Switch off appliances:

Do you leave your TV on standby? Or leave your mobile phone or laptop charging even when fully loaded? Or leave your toaster and kettle plugged in? Even in standby mode, devices continue to drain electricity – this is what’s known as your ‘phantom load’. A phantom load is any energy that an appliance or device consumes whilst turned off. And whilst there are some devices we all choose to leave running, such as obvious examples like fridges and freezers, remembering to switch off other devices at the plug can make a substantial saving on energy costs over the year. According to the Energy Savings Trust, potentially a typical three-bedroomed house could save £55 a year by switching off appliances rather than leaving them on standby.

Whilst it isn’t always affordable to change old and low-rated appliances, when the time does come it’s worth you checking any new appliance for its energy efficiency label.
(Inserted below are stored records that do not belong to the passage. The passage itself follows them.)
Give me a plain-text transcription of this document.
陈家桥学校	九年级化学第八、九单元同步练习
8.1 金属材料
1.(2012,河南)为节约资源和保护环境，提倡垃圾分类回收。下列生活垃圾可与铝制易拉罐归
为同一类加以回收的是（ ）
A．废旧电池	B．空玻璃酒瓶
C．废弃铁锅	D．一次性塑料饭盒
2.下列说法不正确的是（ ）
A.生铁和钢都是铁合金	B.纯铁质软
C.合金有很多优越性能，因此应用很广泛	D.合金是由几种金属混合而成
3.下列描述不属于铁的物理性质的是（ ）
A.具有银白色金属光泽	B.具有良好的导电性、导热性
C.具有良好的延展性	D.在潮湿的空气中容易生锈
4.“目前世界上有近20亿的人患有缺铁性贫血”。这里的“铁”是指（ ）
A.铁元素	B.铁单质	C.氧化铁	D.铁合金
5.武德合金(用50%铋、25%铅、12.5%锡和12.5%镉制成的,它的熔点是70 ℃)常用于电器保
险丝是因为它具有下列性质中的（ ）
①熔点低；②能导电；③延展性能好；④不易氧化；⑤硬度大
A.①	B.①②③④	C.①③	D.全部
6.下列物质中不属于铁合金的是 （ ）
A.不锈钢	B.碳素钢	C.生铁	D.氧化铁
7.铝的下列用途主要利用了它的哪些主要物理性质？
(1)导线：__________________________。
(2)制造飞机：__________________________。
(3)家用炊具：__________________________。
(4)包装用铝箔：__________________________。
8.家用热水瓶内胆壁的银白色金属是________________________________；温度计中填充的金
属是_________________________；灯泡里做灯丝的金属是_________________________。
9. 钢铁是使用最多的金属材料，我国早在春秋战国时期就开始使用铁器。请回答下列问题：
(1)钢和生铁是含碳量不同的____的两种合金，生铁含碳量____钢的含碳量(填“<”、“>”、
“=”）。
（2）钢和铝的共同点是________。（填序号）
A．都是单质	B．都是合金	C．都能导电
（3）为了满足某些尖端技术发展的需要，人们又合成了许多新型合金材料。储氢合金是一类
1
Every appliance will have been assessed based on its energy efficiency, with ratings marked on a scale from A to G, with A rated appliances being the more efficient. According to LoveEnergySavings.com, an A-rated washing machine will cost less than half that of a G-rated washing machine to run, so a considerable saving on energy costs can be made by choosing wisely.
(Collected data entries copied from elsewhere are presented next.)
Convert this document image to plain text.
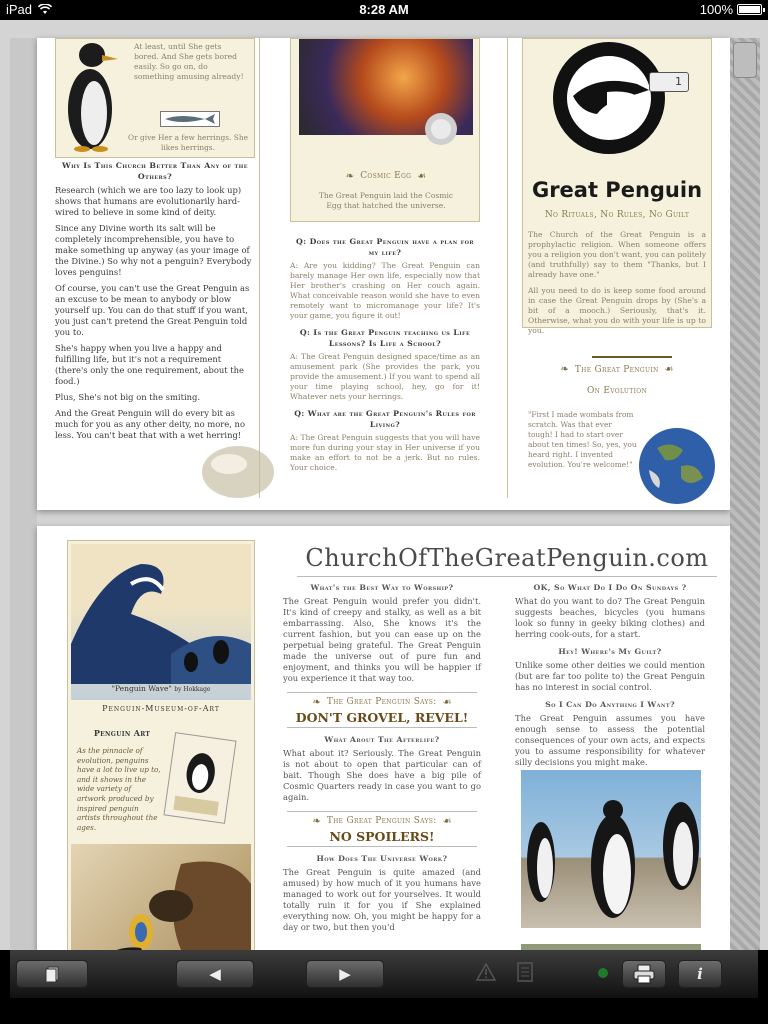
iPad	8:28 AM	100%
At least, until She gets bored. And She gets bored easily. So go on, do something amusing already!
Or give Her a few herrings. She likes herrings.
Why Is This Church Better Than Any of the Others?
Research (which we are too lazy to look up) shows that humans are evolutionarily hard-wired to believe in some kind of deity.
Since any Divine worth its salt will be completely incomprehensible, you have to make something up anyway (as your image of the Divine.) So why not a penguin? Everybody loves penguins!
Of course, you can't use the Great Penguin as an excuse to be mean to anybody or blow yourself up. You can do that stuff if you want, you just can't pretend the Great Penguin told you to.
She's happy when you live a happy and fulfilling life, but it's not a requirement (there's only the one requirement, about the food.)
Plus, She's not big on the smiting.
And the Great Penguin will do every bit as much for you as any other deity, no more, no less. You can't beat that with a wet herring!
❧ Cosmic Egg ☙
The Great Penguin laid the Cosmic Egg that hatched the universe.
Q: Does the Great Penguin have a plan for my life?
A: Are you kidding? The Great Penguin can barely manage Her own life, especially now that Her brother's crashing on Her couch again. What conceivable reason would she have to even remotely want to micromanage your life? It's your game, you figure it out!
Q: Is the Great Penguin teaching us Life Lessons? Is Life a School?
A: The Great Penguin designed space/time as an amusement park (She provides the park, you provide the amusement.) If you want to spend all your time playing school, hey, go for it! Whatever nets your herrings.
Q: What are the Great Penguin's Rules for Living?
A: The Great Penguin suggests that you will have more fun during your stay in Her universe if you make an effort to not be a jerk. But no rules. Your choice.
1
Great Penguin
No Rituals, No Rules, No Guilt
The Church of the Great Penguin is a prophylactic religion. When someone offers you a religion you don't want, you can politely (and truthfully) say to them "Thanks, but I already have one."
All you need to do is keep some food around in case the Great Penguin drops by (She's a bit of a mooch.) Seriously, that's it. Otherwise, what you do with your life is up to you.
❧ The Great Penguin ☙
On Evolution
"First I made wombats from scratch. Was that ever tough! I had to start over about ten times! So, yes, you heard right. I invented evolution. You're welcome!"
"Penguin Wave" by Hokkage
Penguin-Museum-of-Art
Penguin Art
As the pinnacle of evolution, penguins have a lot to live up to, and it shows in the wide variety of artwork produced by inspired penguin artists throughout the ages.
ChurchOfTheGreatPenguin.com
What's the Best Way to Worship?
The Great Penguin would prefer you didn't. It's kind of creepy and stalky, as well as a bit embarrassing. Also, She knows it's the current fashion, but you can ease up on the perpetual being grateful. The Great Penguin made the universe out of pure fun and enjoyment, and thinks you will be happier if you experience it that way too.
❧ The Great Penguin Says: ☙
DON'T GROVEL, REVEL!
What About The Afterlife?
What about it? Seriously. The Great Penguin is not about to open that particular can of bait. Though She does have a big pile of Cosmic Quarters ready in case you want to go again.
❧ The Great Penguin Says: ☙
NO SPOILERS!
How Does The Universe Work?
The Great Penguin is quite amazed (and amused) by how much of it you humans have managed to work out for yourselves. It would totally ruin it for you if She explained everything now. Oh, you might be happy for a day or two, but then you'd
OK, So What Do I Do On Sundays ?
What do you want to do? The Great Penguin suggests beaches, bicycles (you humans look so funny in geeky biking clothes) and herring cook-outs, for a start.
Hey! Where's My Guilt?
Unlike some other deities we could mention (but are far too polite to) the Great Penguin has no interest in social control.
So I Can Do Anything I Want?
The Great Penguin assumes you have enough sense to assess the potential consequences of your own acts, and expects you to assume responsibility for whatever silly decisions you might make.
◀	▶	i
Invest in LED light bulbs:

Consider replacing all the light bulbs in your home with LED ones. Whilst LED’s are more expensive than standard light bulbs, they do last longer and will help lower electricity bills by up to £55 a year as they are capable of producing a large amount of light at a low wattage. Furthermore, the Energy Savings Trust states that they can reduce your carbon dioxide emissions by up to 40KG a year, which ‘is the equivalent to the carbon monoxide emitted by driving your car around 145 miles’. And they have useful advice on choosing the right light bulb to help with saving costs on energy.

Of course, getting into the habit of turning lights off when you leave a room costs nothing to do, but over time saving costs on energy will result in the pennies adding up.

Kitchen savers:

  • Forget about your tumble dryer - if you have a garden, back yard or even a balcony, make the most of the warmer summer weather and let the fresh air flow through your laundry for that unbeatable feel and fresh smell of line-dried clothes.
  • Be careful with that kettle and avoid over-filling - think ‘how many cuppas am I making’ and fill to the level you need. The more water you boil, the more energy you use. You may even want to consider buying a smaller, more energy efficient kettle.
  • Use your microwave more – it’s quicker than using your oven or stove, and uses less energy as it only heats your food, not the air around it. Or you could invest in a slow-cooker, one of the most energy-efficient kitchen appliances.
  • Defrost your fridge to keep it working efficiently - an efficient fridge uses less enegy!
  • Use bigger pans - a small amount of liquid on a large surface takes less time and therefore less energy to heat. And always put the pan lid on. The contents of the pan will boil faster and heat your food quicker.
  • Don't open the oven door repeatedly - opening the door lets the hot air out, slows cooking and wastes energy.  

So with the warmer weather and extra daylight hours, it’s a great time for all of us to start changing our habits and start reducing our energy consumption without compromising on our comfort levels at home, whilst at the same time keeping a few more pennies in our pockets.  And as the saying goes, 'look after the pennies and the pounds will look after themselves'. 

And one final tip - before the colder weather sets in this Autumn, we would recommend you have your boiler serviced by an OFTEC registered oil heating engineer for efficiency and safety. Ensuring it runs at it maximum efficiency will lower your heating oil bills and help prevent potential breakdowns in the busy winter months ahead!